John Partridge

The request in the last issue for records for the white crab spider, Misumena vatia, produced just three records for the year, none of them from the edge of the distribution, so that was rather disappointing. I rather feel that the spiders have not been so prominent in recent years.

At a Bromsgrove Group meeting in October I was given an orange-red spider with very few markings, which from its size and habitat seemed most likely to be the Garden or Cross Spider, Araneus diadematus. Closer examination verified this, but more interestingly, it laid and cocooned its eggs in the box overnight. I transferred the spider, now much shrunken, and the egg cocoon to a bush in the garden, where the spider then added more silk to roughly surround the cocoon with leaves. An interesting example of normal behaviour continuing after an interruption.

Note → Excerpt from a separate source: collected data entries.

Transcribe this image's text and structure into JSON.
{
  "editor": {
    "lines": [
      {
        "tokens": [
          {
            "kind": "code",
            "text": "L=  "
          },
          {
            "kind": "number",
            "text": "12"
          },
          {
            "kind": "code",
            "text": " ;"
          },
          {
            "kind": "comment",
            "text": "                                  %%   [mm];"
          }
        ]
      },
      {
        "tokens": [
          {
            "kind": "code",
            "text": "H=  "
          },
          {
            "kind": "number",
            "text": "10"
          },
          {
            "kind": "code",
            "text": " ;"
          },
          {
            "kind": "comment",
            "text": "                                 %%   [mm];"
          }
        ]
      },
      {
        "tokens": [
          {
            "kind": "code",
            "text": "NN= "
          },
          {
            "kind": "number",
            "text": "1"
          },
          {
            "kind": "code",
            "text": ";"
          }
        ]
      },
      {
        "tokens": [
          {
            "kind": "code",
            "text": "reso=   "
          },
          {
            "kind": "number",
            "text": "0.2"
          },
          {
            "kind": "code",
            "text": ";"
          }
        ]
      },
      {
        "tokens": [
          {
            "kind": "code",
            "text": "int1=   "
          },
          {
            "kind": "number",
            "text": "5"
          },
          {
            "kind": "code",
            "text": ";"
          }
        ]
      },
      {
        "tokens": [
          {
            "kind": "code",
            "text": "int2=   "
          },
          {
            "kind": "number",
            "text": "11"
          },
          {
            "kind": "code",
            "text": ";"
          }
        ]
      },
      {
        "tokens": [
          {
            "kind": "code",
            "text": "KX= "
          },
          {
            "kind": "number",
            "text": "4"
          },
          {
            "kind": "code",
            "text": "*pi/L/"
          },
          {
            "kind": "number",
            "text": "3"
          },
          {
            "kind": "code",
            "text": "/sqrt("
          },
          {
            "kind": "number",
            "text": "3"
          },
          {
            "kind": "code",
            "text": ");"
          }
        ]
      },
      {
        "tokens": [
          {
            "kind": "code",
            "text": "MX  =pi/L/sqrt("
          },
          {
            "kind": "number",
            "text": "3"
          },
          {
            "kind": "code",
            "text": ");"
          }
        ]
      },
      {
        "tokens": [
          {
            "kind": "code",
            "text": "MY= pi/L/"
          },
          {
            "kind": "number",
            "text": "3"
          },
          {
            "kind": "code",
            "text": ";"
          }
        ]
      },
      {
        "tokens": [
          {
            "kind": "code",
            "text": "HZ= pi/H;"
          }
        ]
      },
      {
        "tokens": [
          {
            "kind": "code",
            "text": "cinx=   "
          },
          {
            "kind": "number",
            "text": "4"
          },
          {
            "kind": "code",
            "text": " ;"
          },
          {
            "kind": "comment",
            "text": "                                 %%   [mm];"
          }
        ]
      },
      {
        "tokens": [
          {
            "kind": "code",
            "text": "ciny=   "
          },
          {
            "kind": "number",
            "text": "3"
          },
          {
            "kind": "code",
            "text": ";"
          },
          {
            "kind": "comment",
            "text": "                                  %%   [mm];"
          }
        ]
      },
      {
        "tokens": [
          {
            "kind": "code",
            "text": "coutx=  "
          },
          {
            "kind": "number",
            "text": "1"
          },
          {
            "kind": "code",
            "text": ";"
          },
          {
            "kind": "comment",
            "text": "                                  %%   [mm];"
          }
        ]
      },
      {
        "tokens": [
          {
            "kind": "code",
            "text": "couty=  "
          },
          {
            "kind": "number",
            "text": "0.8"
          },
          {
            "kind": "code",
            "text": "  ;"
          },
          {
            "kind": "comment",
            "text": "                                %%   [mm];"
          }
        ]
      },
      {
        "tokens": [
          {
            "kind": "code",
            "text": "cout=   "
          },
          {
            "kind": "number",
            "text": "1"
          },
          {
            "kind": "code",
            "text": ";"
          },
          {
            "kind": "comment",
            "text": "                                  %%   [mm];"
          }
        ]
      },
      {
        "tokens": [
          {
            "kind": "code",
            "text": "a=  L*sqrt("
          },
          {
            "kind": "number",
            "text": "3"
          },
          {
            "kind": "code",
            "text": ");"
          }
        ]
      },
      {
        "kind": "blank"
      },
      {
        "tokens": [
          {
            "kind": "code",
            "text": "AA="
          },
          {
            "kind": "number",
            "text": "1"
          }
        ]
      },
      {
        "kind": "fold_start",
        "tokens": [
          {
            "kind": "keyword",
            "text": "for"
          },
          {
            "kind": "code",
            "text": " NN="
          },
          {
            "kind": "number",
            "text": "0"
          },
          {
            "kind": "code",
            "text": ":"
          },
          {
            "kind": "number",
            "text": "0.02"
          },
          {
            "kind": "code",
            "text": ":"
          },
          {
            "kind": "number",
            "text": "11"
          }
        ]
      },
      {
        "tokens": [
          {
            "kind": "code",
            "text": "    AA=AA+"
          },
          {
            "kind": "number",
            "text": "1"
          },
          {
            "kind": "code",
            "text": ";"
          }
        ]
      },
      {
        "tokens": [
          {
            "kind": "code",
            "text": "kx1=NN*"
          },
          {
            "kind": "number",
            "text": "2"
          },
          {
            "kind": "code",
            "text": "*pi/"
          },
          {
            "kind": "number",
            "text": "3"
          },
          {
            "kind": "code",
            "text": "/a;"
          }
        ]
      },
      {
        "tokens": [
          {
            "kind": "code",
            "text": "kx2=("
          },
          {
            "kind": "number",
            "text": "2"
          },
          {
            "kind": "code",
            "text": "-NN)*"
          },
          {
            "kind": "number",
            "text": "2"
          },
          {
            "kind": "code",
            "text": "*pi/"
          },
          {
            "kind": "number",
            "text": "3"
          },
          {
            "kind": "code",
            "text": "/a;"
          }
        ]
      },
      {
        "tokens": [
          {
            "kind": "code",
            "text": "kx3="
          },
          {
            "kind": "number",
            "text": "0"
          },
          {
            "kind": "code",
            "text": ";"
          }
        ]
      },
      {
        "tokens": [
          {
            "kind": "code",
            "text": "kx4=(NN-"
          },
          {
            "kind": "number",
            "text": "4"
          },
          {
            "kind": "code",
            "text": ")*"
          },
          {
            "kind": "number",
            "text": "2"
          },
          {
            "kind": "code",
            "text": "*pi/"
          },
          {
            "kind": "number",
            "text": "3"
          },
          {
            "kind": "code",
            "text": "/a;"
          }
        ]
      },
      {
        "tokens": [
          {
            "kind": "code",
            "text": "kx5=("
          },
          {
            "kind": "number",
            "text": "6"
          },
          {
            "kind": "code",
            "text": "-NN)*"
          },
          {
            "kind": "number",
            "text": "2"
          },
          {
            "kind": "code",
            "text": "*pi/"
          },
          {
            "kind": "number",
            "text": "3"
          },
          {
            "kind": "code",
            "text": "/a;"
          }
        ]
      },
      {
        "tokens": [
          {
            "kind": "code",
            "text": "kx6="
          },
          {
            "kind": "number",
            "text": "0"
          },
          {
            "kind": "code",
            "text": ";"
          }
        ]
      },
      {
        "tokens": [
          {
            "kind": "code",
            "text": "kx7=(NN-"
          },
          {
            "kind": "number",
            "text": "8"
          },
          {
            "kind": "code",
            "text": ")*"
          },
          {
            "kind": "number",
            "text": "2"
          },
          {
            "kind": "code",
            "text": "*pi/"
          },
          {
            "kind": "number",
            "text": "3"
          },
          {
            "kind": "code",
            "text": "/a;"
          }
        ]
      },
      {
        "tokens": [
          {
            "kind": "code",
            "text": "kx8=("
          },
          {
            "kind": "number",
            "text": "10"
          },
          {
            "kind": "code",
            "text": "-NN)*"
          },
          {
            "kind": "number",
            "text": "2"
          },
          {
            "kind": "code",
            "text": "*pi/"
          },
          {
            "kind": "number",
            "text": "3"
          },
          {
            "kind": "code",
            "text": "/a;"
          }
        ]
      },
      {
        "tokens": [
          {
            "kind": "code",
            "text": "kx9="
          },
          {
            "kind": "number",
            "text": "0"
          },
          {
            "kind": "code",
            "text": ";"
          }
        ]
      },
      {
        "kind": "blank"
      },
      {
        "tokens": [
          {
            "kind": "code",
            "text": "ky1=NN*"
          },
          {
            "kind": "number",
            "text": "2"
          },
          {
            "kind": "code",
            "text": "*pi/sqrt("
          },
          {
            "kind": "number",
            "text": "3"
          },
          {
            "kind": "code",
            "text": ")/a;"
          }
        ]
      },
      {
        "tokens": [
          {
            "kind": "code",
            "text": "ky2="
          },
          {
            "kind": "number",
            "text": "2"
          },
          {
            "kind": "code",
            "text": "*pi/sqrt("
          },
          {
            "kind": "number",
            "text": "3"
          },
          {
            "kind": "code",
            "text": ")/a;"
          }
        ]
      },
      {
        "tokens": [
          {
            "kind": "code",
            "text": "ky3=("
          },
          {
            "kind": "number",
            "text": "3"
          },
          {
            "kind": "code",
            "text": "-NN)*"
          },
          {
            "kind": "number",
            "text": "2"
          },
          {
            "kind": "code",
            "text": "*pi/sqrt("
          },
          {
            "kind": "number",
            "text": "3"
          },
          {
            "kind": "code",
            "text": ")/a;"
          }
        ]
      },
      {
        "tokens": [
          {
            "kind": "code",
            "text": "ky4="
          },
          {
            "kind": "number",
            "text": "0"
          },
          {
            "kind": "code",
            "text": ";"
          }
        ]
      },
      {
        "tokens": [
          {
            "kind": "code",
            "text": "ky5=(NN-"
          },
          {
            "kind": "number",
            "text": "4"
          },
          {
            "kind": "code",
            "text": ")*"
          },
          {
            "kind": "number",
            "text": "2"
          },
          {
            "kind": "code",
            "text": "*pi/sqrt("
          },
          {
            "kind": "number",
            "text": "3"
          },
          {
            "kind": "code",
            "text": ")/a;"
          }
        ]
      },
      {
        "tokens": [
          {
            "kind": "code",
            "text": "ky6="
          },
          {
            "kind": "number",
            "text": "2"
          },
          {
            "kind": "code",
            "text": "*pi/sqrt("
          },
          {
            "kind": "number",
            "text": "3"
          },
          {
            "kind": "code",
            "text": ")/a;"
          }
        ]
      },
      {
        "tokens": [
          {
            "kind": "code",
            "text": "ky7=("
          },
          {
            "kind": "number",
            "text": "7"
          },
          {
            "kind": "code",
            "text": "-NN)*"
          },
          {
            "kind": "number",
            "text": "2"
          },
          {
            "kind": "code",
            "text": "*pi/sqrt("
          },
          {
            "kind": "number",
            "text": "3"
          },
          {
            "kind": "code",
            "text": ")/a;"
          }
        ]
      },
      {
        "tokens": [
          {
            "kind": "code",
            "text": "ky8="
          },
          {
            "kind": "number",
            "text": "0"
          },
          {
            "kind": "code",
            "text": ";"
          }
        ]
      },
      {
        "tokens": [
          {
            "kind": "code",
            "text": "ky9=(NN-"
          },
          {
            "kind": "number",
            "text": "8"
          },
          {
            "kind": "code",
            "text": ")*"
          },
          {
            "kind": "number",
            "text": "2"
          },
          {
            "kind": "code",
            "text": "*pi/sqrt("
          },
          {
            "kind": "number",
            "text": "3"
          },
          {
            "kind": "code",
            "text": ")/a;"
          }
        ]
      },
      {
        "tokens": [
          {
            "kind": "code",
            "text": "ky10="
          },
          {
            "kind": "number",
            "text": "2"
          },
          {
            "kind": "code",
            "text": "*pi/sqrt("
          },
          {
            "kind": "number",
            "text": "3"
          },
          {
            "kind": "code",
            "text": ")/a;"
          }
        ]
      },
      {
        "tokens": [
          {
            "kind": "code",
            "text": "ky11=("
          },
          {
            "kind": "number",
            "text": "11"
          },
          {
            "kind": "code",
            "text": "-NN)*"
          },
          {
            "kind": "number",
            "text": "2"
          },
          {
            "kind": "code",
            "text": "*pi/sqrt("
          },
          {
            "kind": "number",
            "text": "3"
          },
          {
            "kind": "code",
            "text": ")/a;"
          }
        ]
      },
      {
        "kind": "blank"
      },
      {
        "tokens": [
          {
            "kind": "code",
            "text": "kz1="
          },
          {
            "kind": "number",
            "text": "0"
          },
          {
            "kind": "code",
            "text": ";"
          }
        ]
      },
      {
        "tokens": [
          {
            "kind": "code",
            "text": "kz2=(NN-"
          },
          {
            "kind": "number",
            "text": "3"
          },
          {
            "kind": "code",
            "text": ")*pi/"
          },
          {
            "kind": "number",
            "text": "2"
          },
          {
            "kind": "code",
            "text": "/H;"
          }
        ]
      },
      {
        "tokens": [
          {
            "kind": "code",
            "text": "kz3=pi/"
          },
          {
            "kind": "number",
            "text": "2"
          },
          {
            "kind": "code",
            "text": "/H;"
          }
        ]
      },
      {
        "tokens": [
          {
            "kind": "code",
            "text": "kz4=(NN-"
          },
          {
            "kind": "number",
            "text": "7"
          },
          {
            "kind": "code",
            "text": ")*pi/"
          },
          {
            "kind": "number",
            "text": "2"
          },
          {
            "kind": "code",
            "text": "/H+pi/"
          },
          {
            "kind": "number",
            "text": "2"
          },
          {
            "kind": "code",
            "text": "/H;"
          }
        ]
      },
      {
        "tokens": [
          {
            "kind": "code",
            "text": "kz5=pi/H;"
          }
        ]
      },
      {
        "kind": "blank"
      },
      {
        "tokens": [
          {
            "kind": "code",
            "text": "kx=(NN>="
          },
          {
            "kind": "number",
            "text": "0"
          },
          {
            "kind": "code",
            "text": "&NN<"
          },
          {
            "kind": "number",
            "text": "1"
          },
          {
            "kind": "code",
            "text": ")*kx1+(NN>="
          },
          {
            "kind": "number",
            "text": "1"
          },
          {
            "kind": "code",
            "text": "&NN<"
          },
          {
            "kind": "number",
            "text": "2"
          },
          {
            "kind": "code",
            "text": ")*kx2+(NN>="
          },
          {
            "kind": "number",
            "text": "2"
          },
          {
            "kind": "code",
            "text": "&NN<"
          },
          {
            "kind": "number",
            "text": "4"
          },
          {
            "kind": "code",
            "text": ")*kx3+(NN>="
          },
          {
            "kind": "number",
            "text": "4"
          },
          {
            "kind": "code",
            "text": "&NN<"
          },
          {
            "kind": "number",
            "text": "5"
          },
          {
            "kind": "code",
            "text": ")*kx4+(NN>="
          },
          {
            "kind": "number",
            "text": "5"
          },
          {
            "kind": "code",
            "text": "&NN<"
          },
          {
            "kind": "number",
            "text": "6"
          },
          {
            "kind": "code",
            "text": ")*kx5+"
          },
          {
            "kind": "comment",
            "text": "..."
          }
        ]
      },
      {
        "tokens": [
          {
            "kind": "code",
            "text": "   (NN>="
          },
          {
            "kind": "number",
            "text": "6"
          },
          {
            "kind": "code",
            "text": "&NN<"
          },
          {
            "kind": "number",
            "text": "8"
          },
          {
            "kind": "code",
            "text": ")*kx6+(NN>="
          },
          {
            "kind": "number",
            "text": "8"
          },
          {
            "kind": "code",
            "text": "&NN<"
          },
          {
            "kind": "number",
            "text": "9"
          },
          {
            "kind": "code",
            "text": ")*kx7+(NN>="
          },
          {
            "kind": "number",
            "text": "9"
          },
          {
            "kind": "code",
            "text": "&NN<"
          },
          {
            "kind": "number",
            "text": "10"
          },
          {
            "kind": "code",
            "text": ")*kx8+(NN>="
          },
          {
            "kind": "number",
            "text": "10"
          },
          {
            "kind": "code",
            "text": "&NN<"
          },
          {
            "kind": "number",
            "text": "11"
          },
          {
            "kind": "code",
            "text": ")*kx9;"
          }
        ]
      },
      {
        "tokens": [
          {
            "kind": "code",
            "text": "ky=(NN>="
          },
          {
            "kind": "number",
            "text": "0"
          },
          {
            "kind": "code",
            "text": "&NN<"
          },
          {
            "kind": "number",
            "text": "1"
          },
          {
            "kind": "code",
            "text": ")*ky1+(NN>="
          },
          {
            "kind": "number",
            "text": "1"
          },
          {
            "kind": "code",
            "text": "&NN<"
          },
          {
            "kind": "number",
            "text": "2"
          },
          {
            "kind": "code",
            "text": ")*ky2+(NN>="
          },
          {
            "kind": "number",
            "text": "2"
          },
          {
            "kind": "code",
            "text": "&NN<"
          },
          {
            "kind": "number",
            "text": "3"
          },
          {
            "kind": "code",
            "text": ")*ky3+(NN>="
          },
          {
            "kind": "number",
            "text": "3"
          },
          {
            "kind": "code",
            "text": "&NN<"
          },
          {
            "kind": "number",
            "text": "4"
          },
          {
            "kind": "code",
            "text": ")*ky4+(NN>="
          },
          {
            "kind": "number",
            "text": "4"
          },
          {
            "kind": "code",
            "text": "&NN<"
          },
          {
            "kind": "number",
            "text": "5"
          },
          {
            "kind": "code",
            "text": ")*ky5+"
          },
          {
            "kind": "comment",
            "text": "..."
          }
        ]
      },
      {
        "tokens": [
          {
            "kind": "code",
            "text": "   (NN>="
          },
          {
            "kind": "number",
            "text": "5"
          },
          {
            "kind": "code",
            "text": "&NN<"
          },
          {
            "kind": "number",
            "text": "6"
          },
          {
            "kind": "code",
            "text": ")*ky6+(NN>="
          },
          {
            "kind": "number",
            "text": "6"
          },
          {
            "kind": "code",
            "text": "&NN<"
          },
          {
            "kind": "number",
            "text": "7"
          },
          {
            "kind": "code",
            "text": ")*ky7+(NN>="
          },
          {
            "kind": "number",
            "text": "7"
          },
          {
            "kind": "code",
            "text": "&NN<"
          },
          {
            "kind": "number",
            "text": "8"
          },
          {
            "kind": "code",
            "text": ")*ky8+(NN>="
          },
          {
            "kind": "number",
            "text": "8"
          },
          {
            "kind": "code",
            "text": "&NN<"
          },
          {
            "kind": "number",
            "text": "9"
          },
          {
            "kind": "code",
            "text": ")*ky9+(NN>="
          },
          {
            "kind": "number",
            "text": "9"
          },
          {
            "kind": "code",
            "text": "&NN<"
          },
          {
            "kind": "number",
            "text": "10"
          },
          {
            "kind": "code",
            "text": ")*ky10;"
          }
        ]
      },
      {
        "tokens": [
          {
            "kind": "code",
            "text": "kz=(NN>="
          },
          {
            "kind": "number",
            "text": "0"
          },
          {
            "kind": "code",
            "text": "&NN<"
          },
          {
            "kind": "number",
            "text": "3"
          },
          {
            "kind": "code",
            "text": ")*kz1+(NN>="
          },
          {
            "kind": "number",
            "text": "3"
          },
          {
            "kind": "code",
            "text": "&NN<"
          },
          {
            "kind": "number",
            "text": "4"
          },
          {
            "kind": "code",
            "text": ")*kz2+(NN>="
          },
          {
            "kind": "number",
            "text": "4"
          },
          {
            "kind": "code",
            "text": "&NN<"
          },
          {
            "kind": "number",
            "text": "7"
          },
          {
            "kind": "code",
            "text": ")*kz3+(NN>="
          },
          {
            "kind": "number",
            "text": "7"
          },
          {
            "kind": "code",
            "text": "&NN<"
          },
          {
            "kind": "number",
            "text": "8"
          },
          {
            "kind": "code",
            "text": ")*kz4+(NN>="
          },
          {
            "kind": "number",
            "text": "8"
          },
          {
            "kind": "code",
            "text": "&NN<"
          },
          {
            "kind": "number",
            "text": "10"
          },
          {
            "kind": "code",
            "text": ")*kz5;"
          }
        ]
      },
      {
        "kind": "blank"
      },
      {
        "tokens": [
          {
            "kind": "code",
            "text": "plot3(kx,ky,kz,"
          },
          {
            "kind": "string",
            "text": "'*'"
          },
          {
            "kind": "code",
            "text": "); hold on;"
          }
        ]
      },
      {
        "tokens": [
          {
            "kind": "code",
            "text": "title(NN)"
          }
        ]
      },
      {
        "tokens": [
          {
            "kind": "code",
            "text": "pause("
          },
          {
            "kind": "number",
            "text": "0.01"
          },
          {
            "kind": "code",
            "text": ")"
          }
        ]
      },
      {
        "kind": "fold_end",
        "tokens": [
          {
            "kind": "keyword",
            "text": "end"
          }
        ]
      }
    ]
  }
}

Theridiosoma gemmosum, which I reported as new to the county in the last issue, after finding it at Grimley, produced a second record from Kemerton Gravel Pits. This is a minute globular-bodied spider, with a silvery abdomen.

Agyneta subtilis is one of many small money spiders that need a microscope for identification. It was recorded by T. H. Savory in his 1933 list, but has not been taken again, as far as I know, until my finding it at Kingswood in July 2002.

Ballus chalybeius is a jumping spider that has a very scattered distribution outside the Thames area. The National Atlas puts it in Dean and Wyre, so it is rather specialised. It lays its eggs on oak branches. I was fortunate enough to find both male and female on a day out with Bob Steele in his Suckley Wood, giving a first county record for this species. The site also produced a specimen of the harvestman Megabunus diadema - see below

While trying to collect harvestmen for my identification course I became more aware of how few records we have for one of the most striking of these - Megabunus diadema. Although little is found in the books on the habits of this group, this species appears to like mossy spaces, so perhaps our Bryologists could keep a look out for it. The 'crown' over the eyes is diagnostic, but unfortunately it is only just about big enough to be visible to the adult naked eye - children might do better.

Megabunus diadema (modified from illustration in Harvestmen by P D Hillyard and JHP Sankey.1989 (No 4, 2nd edition. Synopsis of British Fauna (New series)).